A couple of weeks ago, my mother’s side had a family reunion. I love Family reunions for the time to catch up with relatives that you only see once a year. When I got out of my truck I made the rounds to different Aunts, Uncles, and cousins to say hello and hear a one minute summary of the their year and then I saw my nephew who thinks I’m pretty cool. If you are an aunt or uncle to multiple nieces and nephews you probably know that there are some that like you more than others. I’ve always considered it my job to love them all the same. This one nephew, however, is the daredevil of the family. He loves to have me throw him around and I end up feeling more like a jungle gym than an uncle or a priest. I saw this little guy out of the corner of my eye and, as usual, he came running up to me.

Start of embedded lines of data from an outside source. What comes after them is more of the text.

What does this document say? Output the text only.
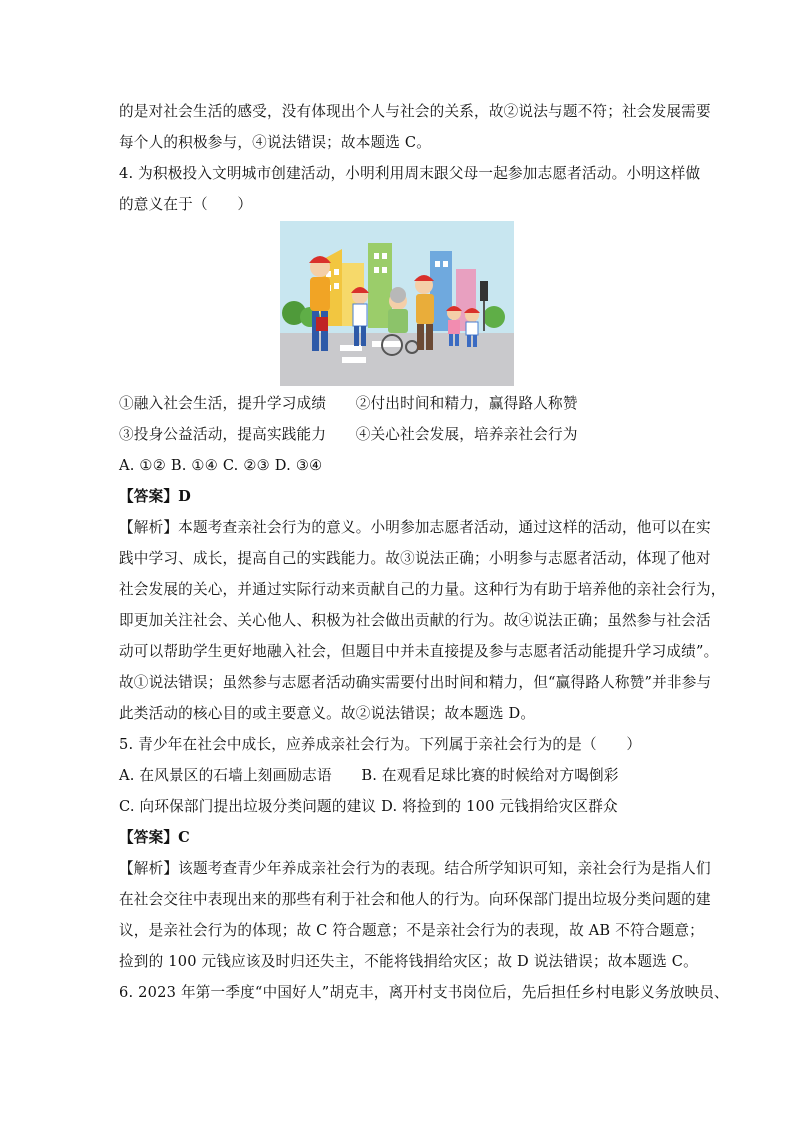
的是对社会生活的感受，没有体现出个人与社会的关系，故②说法与题不符；社会发展需要
每个人的积极参与，④说法错误；故本题选 C。
4. 为积极投入文明城市创建活动，小明利用周末跟父母一起参加志愿者活动。小明这样做
的意义在于（　　）
①融入社会生活，提升学习成绩　　②付出时间和精力，赢得路人称赞
③投身公益活动，提高实践能力　　④关心社会发展，培养亲社会行为
A. ①② B. ①④ C. ②③ D. ③④
【答案】D
【解析】本题考查亲社会行为的意义。小明参加志愿者活动，通过这样的活动，他可以在实
践中学习、成长，提高自己的实践能力。故③说法正确；小明参与志愿者活动，体现了他对
社会发展的关心，并通过实际行动来贡献自己的力量。这种行为有助于培养他的亲社会行为，
即更加关注社会、关心他人、积极为社会做出贡献的行为。故④说法正确；虽然参与社会活
动可以帮助学生更好地融入社会，但题目中并未直接提及参与志愿者活动能提升学习成绩”。
故①说法错误；虽然参与志愿者活动确实需要付出时间和精力，但“赢得路人称赞”并非参与
此类活动的核心目的或主要意义。故②说法错误；故本题选 D。
5. 青少年在社会中成长，应养成亲社会行为。下列属于亲社会行为的是（　　）
A. 在风景区的石墙上刻画励志语　　B. 在观看足球比赛的时候给对方喝倒彩
C. 向环保部门提出垃圾分类问题的建议 D. 将捡到的 100 元钱捐给灾区群众
【答案】C
【解析】该题考查青少年养成亲社会行为的表现。结合所学知识可知，亲社会行为是指人们
在社会交往中表现出来的那些有利于社会和他人的行为。向环保部门提出垃圾分类问题的建
议，是亲社会行为的体现；故 C 符合题意；不是亲社会行为的表现，故 AB 不符合题意；
捡到的 100 元钱应该及时归还失主，不能将钱捐给灾区；故 D 说法错误；故本题选 C。
6. 2023 年第一季度“中国好人”胡克丰，离开村支书岗位后，先后担任乡村电影义务放映员、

But, just before he did his usual leap into my arms for a bear hug, he stopped and said, “I hate your shirt.” Now, of course he hadn’t suddenly become a fashion critic, I had writing on my shirt that he didn’t like. He lives in Iowa City and, thus, is a Hawkeye fan. So, since I was wearing my non-priestly outfit of jeans and one of my varied Iowa State sweatshirts, he was expressing displeasure at my allegiance to Iowa State. So, when my nephew repeated, “I hate your shirt”, it caused my other nephew, whose dad is a graduate of this august institution, to start to defend me. I tried to tell them both that, now that the game was over there is no reason that we can’t cheer for both teams. I mean, let’s face it, if you live in Iowa you should want Iowa to beat Minnesota and Wisconsin and Illinois. It only makes our state of Iowa look better. No offense to our out of state student parishioners and their families. You have to understand I was trying to get my nephews to work together. But my nephews would have none of this reasoning. The University of Iowa is for turkeys according to one nephew and Iowa State is for cy-clowns according to the other.

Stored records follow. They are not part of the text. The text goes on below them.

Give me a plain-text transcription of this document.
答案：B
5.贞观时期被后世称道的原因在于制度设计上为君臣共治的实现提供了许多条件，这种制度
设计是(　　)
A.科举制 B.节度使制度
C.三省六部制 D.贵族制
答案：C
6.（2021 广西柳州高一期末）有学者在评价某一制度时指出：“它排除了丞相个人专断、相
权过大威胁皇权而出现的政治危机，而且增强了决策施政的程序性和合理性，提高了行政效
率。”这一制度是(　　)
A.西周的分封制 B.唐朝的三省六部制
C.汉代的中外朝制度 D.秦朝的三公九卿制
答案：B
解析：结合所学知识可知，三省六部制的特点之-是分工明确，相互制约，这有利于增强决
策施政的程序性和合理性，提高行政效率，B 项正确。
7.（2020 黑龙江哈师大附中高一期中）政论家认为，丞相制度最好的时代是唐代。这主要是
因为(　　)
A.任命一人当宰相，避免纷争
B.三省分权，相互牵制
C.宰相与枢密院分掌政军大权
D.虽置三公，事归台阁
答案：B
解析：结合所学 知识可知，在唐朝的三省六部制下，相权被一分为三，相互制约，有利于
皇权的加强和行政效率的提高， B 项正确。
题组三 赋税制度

Isn’t it amazing to see the kinds of lines we draw in the sand to differentiate ourselves from others. Sometimes they are used for purely evil purposes, for example instances of unfair discrimination like racism, sexism, class discrimination, and other sinful acts. Sometimes they are more mundane like differences between different team affiliations and where we born or grew up. Our readings challenge us today in this manner. In both the first reading and gospel, people are given gifts that someone else thinks they don’t deserve. In the gospel, it was an unnamed person who was driving demons out in Jesus’ name. In the first reading, it was these two elders, Eldad and Medad, who didn’t respond to the invitation given to them to go to meeting tent in order to receive Moses’ spirit but are given it nonetheless. In both cases, someone decides that these people who have been given spiritual gifts outside of the normal way they should have been given them, don’t deserve them. Jesus response is good, “whoever is not against us is for us.” Yet, I think Moses’ response is just as good for us to ponder if not better, “Would that all the people of the LORD were prophets! Would that the LORD might bestow his spirit on them all!”

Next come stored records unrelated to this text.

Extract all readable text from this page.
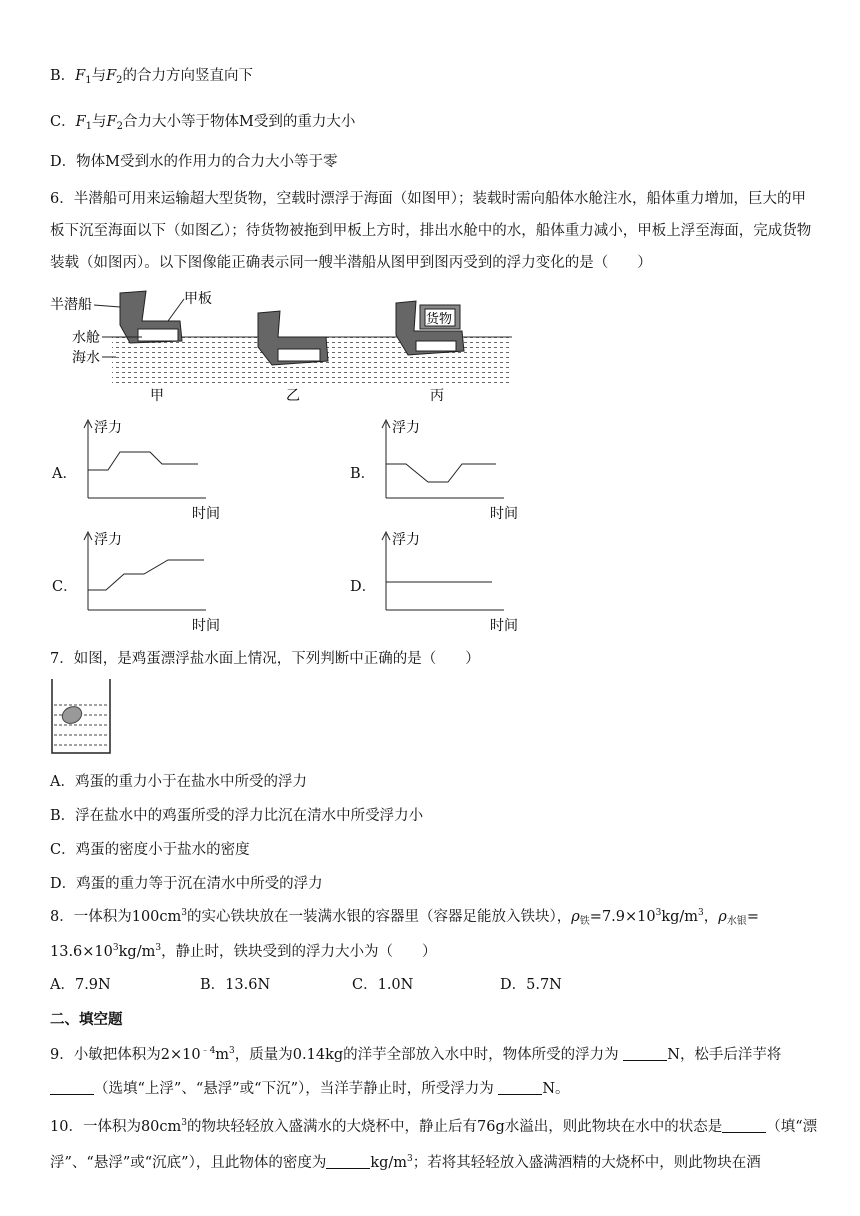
B．$F_1$与$F_2$的合力方向竖直向下
C．$F_1$与$F_2$合力大小等于物体M受到的重力大小
D．物体M受到水的作用力的合力大小等于零
6．半潜船可用来运输超大型货物，空载时漂浮于海面（如图甲）；装载时需向船体水舱注水，船体重力增加，巨大的甲板下沉至海面以下（如图乙）；待货物被拖到甲板上方时，排出水舱中的水，船体重力减小，甲板上浮至海面，完成货物装载（如图丙）。以下图像能正确表示同一艘半潜船从图甲到图丙受到的浮力变化的是（　　）
半潜船	甲板
水舱
海水
货物
甲	乙	丙
A．
浮力
时间
B．
浮力
时间
C．
浮力
时间
D．
浮力
时间
7．如图，是鸡蛋漂浮盐水面上情况，下列判断中正确的是（　　）
A．鸡蛋的重力小于在盐水中所受的浮力
B．浮在盐水中的鸡蛋所受的浮力比沉在清水中所受浮力小
C．鸡蛋的密度小于盐水的密度
D．鸡蛋的重力等于沉在清水中所受的浮力
8．一体积为$100cm^3$的实心铁块放在一装满水银的容器里（容器足能放入铁块），$\rho_铁=7.9\times 10^3kg/m^3$，$\rho_{水银}=$
$13.6\times 10^3kg/m^3$，静止时，铁块受到的浮力大小为（　　）
A．7.9N	B．13.6N	C．1.0N	D．5.7N
二、填空题
9．小敏把体积为$2\times 10^{﹣4}m^3$，质量为0.14kg的洋芋全部放入水中时，物体所受的浮力为	N，松手后洋芋将
（选填“上浮”、“悬浮”或“下沉”），当洋芋静止时，所受浮力为	N。
10．一体积为$80cm^3$的物块轻轻放入盛满水的大烧杯中，静止后有76g水溢出，则此物块在水中的状态是	（填“漂浮”、“悬浮”或“沉底”），且此物体的密度为	$kg/m^3$；若将其轻轻放入盛满酒精的大烧杯中，则此物块在酒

If only the Lord would bestow his spirit on us all in the same way! I mean, don’t get me wrong. He has bestowed his spirit on us in baptism and, throughout our lives, we continue to discern those gifts that God has given to us as a fruit of baptism. Yet, jealousy can be the unfortunate result of the gift of the spirit, the jealousy that posits one person against another in a war of dominance. It’s hard to be satisfied with the gifts and talents that God has given to us and not wish that we could have the other person’s gifts and talents. It’s much easier to draw up sides and claim that one person or group is wrong and, clearly, the spawn of Satan. It’s much harder to consider that we may have to hold together two ideas that seem to contradict one another because both are true. But, if we do, this will challenge us to a greater understanding of truth, and, therefore, of God.

I believe this is what the Pope was talking about recently in his controversial speech in Regensburg, Germany. Despite what some consider a gaff on his part, the pope was making a point that too many people believe you have to believe in either faith or science. For a long time, religion was the closed minded structure that believed itself superior to natural sciences. This is evidenced in the quote had gave. Nowadays, however, it is science that believes it can operate in a theological vacuum and even, sometimes, disprove the very foundation of religion and theology. Pope Benedict was turning to a group of intellectuals; scientists, philosophers, and theologians, and inviting them to eat from the same table, to not turn the other into an ostracized Eldad or Medad.

We all have Eldads and Medads in our life and each of us need to hear the call of God in that first reading in a new way, "Would that all the people of the LORD were prophets! Would that the LORD might bestow his spirit on us all!" What person or idea have we turned our back on that may need to be heard again?